A few weeks back I penned a column lauding the decent start Ruben Tejada was off to. And as if it was a foreshadowing of things to come, Tejada has now gone into a miserable slump and is once again losing time to backup Omar Quintanilla.
Tejada is now sporting a paltry .200/.324/.217 slash line to go with just one extra base hit and four RBI’s.
So, with Tejada slipping back into oblivion, it begs the question once again: how much longer can the Mets get by with him as their starting shortstop?

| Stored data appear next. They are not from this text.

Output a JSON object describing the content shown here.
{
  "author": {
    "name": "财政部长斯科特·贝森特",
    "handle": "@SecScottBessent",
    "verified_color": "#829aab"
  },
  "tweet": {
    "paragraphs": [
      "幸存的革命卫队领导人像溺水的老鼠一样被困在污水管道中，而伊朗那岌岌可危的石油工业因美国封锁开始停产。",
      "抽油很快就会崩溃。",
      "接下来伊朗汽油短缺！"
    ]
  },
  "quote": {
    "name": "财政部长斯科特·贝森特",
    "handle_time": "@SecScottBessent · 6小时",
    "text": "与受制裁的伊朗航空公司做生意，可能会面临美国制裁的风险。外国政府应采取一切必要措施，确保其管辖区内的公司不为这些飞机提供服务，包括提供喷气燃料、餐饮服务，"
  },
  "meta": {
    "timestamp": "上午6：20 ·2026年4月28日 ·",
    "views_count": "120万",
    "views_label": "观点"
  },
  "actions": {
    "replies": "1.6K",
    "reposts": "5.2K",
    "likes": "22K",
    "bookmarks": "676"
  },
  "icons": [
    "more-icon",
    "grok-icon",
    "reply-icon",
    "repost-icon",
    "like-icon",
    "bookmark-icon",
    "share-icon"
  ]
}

At some point the logical conclusion is to finally cut bait with Tejada and admit failure and move on to a new plan. When you combine all his troubles of last year and the inauspicious start he is off to this year, sometimes you just have to call a spade a spade and part ways.
Maybe this is the time to finally dial Scott Boras and inquire about Stephen Drew and relent while coming to some sort of compromise. If this is a game of chicken, maybe it’s time for Sandy Alderson to blink first because status quo is just not cutting it.

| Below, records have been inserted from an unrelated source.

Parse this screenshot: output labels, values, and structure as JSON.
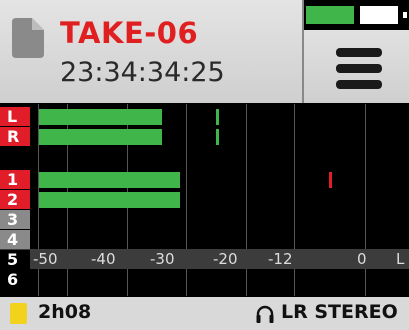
{
  "header": {
    "take_name": "TAKE-06",
    "timecode": "23:34:34:25",
    "battery_level": 0.52,
    "battery_color": "#3fb54a"
  },
  "meters": {
    "scale_ticks": [
      "-50",
      "-40",
      "-30",
      "-20",
      "-12",
      "0",
      "L"
    ],
    "mix_channels": [
      {
        "label": "L",
        "level_db": -31,
        "peak_db": -22,
        "peak_color": "#3fb54a"
      },
      {
        "label": "R",
        "level_db": -31,
        "peak_db": -22,
        "peak_color": "#3fb54a"
      }
    ],
    "input_channels": [
      {
        "label": "1",
        "state": "active",
        "level_db": -28,
        "peak_db": -3,
        "peak_color": "#e11d2a"
      },
      {
        "label": "2",
        "state": "active",
        "level_db": -28
      },
      {
        "label": "3",
        "state": "inactive"
      },
      {
        "label": "4",
        "state": "inactive"
      },
      {
        "label": "5",
        "state": "off"
      },
      {
        "label": "6",
        "state": "off"
      }
    ]
  },
  "footer": {
    "media_remaining": "2h08",
    "card_color": "#f1d21d",
    "monitor_mode": "LR STEREO"
  }
}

What ails Tejada is perhaps the same thing that ailed long-time embattled ex-first baseman Ike Davis. That being, he was never really comfortable with the club knowing that he was not particularly wanted on top of all the negativity surrounding him. Tejada is not exactly in an environment to succeed.
It seems very unlikely that Tejada is capable of turning his career around in New York, at least not up to the Mets’ standards. At this point it seems inconceivable that Tejada will ever approach hitting the way he did in 2012, when he hit .288.

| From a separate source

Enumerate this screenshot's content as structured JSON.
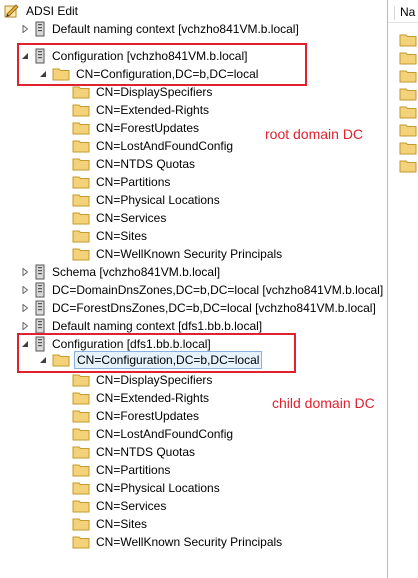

Tejada will probably be nothing more than a weak hitting middle infielder who’s capable of making the occasional nice defensive play (to his credit he’s made some sensational plays in the field thus far). He is what he is, though. His upside is clearly limited with the Mets.
So, Mets’ management, maybe you should cave in and make a call to either Boras about Drew or inquire about Didi Gregorius in Arizona or perhaps Nick Franklin in Seattle. Because, it just doesn’t seem Tejada will ever recapture some of his early-career promise.
If you can say goodbye to Davis, certainly you can say goodbye to Tejada.